One happy byproduct of increased exposure has been a recent influx of young leaders — not all of them parents of Sinai students — eager to find solutions to the problems of space and finances, said Rabbi Mark Karasick, chairman of the board and father of two Sinai alumni.

"We are especially gratified that at this year's dinner we have the ability to honor three young couples who represent the future of the Jewish community and the future of Sinai," said Karasick. "This generation has grown up with institutions such as Sinai and HASC [Hebrew Academy for Special Children, a New York-based special-needs network] and so they understand the population that needs these services."

The honorees include Moshe and Arianne Weinberger and Mendy and Nomi Schwartz of Teaneck, Jason and Chani Teigman of Englewood, and Carol and Peter Weissmann of Fair Lawn.

For more information, see http://www.sinaidinner.org

Milestones in The Sinai School history:

198'

The Learning Disabilities Program of Metropolitan New Jersey opens at the Hebrew Youth Academy of Essex County (currently the Joseph Kushner Hebrew Academy) for Jewish children and young adults.

1989
The first class graduates from Sinai's elementary school at Kushner Hebrew Academy.

1989
Teaneck's Torah Academy of Bergen County begins hosting what later is named the Rabbi Mark and Linda Karasick Shalem Program for high-school-aged students.

1991
The network of schools becomes known as The Sinai Special Needs Institute.

1995
Sinai's first girls high school program opens its doors at Bruriah High School in Elizabeth.

1996
Sinai's Gesher program is formed to serve as a transition for graduates who needed more skill development for independent living and gainful employment.

1996
Sinai's second girls high school program opens at Ma'ayanot High School for Girls in Teaneck.

1998
The Sinai (Supervised Housing Environment for Living Independently) Program is established for young men who want to live away from home on their own.
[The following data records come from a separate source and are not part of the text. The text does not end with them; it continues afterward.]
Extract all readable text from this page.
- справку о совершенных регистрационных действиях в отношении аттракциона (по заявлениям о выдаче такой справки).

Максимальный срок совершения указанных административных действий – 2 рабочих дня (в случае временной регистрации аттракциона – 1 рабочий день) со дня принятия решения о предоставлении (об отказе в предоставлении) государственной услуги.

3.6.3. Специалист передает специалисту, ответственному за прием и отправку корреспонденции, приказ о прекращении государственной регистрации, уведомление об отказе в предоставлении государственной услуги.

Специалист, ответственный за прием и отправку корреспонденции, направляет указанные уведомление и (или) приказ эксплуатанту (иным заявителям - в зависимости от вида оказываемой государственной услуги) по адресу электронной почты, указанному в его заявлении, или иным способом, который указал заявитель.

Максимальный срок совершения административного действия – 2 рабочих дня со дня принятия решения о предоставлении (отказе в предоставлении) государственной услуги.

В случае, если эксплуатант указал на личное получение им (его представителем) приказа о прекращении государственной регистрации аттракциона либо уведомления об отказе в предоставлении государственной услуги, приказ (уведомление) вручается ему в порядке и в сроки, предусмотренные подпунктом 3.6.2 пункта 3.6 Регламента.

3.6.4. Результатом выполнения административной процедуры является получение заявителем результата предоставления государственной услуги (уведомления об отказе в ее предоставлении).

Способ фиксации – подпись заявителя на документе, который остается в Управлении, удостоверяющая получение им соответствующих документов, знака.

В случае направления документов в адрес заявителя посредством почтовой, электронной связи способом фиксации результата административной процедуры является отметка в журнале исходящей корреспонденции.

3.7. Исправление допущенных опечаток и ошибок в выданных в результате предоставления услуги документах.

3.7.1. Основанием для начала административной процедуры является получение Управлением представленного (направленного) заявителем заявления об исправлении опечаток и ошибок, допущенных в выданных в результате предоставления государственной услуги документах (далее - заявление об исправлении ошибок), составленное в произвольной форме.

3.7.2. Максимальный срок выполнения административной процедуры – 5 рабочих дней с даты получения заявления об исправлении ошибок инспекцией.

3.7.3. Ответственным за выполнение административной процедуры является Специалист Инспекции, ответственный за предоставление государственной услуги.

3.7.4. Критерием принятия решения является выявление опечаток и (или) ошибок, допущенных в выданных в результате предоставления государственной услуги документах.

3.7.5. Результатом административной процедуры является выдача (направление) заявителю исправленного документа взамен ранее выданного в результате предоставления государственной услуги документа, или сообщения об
It is housed in the Nathan Miller home in Teaneck.

2004
Sinai becomes the first special-education yeshiva to receive formal accreditation from the Middle States Association of Colleges & Schools.

2004
Sinai opens Maor Boys High School Program at the Mesivta of North Jersey in Newark, for high school boys with mild to moderate learning disabilities. (Maor moves to the Rae Kushner Yeshiva High School in '006.)

2006
Sinai at Yavneh opens its doors in Paramus at Yavneh Academy, becoming North Jersey's first preschool, elementary, and middle school program for children with learning and developmental disabilities. The yeshiva program is subsequently named the Riva Blatt Weinstein Sinai Judaic Studies Program.

2007
Sinai opens a Sinai full-time residence in Teaneck for young women.